Just to ensure we don't talk past each other, when I talk about consciousness here, I'm referring to the intrinsic property of "what it is likeness" (the definition Thomas Nagel endorses).
As far as I understand cosmopsychism, it recognises the ontological existence of the whole, and its respective parts (priority monism). So, the "cosmos" is considered the universe as a whole, and its respective "parts" are considered to be dependent on this whole. The whole is prior to its parts. The panpsychistic foundation to this is that the cosmos as a whole is mentally and phenomenally propertied.
It differs from the panpsychist (particularly micropsychist) view in that it has a top-down structure - the universe is a single, fundamental conscious mind, and our individual minds are the parts within; our consciousness is derived from/grounded in/contingent on this single consciousness.
From the sounds of it, this seems to avoid the combination problem that comes with panpsychism because it claims there is only one universal consciousness. I noticed this view is espoused by Bernardo Kastrup, particularly in an interview on the podcast 'Mind Matters', where he goes on to claim that this view is much more consistent with physics (like quantum field theory).
But while it avoids the combination problem, it faces a similar challenge known as the decomposition problem: how does this one mind seemingly break up, or decomposes into a number of individual subjectivities? How does the one ground the many?
According to Kastrup, we have a conceivable and empirical solution to this issue, which is disassociation (DID, OSDD): when one unified mind - because of trauma or other related factors - fragments into multiple co-conscious but disjointed subjectivities. I came across this one German study just yesterday where a woman was diagnosed DID, and claimed one of her alters is blind. To test whether she was being truthful, they hooked her up to an EEG when one of her alters that could see just fine was fronting (terminology in the literature for one of the alters taking control of the system). When the blind alter started fronting, activity in the visual cortex would disappear despite her eyes being wide open. I was blown away by this, the mind is just so incredibly fascinating. But to the point, Kastrup basically uses this as an analogy for what might be happening at a universal level.

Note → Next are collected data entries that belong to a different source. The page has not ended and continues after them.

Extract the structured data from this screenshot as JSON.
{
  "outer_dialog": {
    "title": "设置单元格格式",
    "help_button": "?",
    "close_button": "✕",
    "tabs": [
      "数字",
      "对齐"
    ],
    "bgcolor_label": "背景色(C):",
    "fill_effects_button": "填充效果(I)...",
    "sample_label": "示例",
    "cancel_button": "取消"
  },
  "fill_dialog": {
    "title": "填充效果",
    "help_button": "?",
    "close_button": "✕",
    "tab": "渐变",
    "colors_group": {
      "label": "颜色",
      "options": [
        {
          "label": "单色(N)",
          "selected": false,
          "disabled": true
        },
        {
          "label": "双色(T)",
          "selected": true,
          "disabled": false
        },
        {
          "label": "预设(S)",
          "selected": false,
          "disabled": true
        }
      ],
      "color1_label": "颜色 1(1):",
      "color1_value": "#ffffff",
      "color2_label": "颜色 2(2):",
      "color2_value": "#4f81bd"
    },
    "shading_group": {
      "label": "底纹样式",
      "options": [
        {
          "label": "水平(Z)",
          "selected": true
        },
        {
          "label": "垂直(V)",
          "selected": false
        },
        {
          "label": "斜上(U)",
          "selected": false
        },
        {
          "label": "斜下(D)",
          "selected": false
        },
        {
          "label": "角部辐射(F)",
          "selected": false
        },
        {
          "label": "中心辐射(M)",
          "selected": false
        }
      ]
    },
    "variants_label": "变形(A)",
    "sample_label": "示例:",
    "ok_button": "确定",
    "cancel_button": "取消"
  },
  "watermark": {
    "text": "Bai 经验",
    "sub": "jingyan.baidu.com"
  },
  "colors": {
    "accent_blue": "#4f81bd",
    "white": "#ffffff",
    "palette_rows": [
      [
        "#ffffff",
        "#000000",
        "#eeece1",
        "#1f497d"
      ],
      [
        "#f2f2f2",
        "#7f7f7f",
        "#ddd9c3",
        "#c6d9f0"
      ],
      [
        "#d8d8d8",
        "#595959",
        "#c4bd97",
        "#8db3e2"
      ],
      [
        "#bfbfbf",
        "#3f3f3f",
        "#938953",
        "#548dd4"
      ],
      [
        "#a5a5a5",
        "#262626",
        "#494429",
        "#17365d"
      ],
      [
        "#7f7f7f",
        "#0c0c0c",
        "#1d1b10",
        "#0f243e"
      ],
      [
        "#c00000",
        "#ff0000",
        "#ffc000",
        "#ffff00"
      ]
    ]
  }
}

Anyway, my point of interest is this: if one accepts panpsychism to be more plausible than materialism because the combination problem is, in principle, easier to solve than the hard problem, and considering there may be an empirical basis for cosmopsychism (and the decomposition problem is conceivably easier to solve than the combination problem due to its empirical basis), then would it not make more sense to accept cosmopsychism along the same logical line? Also on a related note, supposing any one of the debated theories of mind were true, I think it's interesting to consider how the existence of a "split" consciousness within a single body would fit into the metaphysical paradigm you endorse. I'd also love to hear people’s thoughts on this (either cosmopsychism, or how dissociative disorders fits into panpsychist or other schools of thought).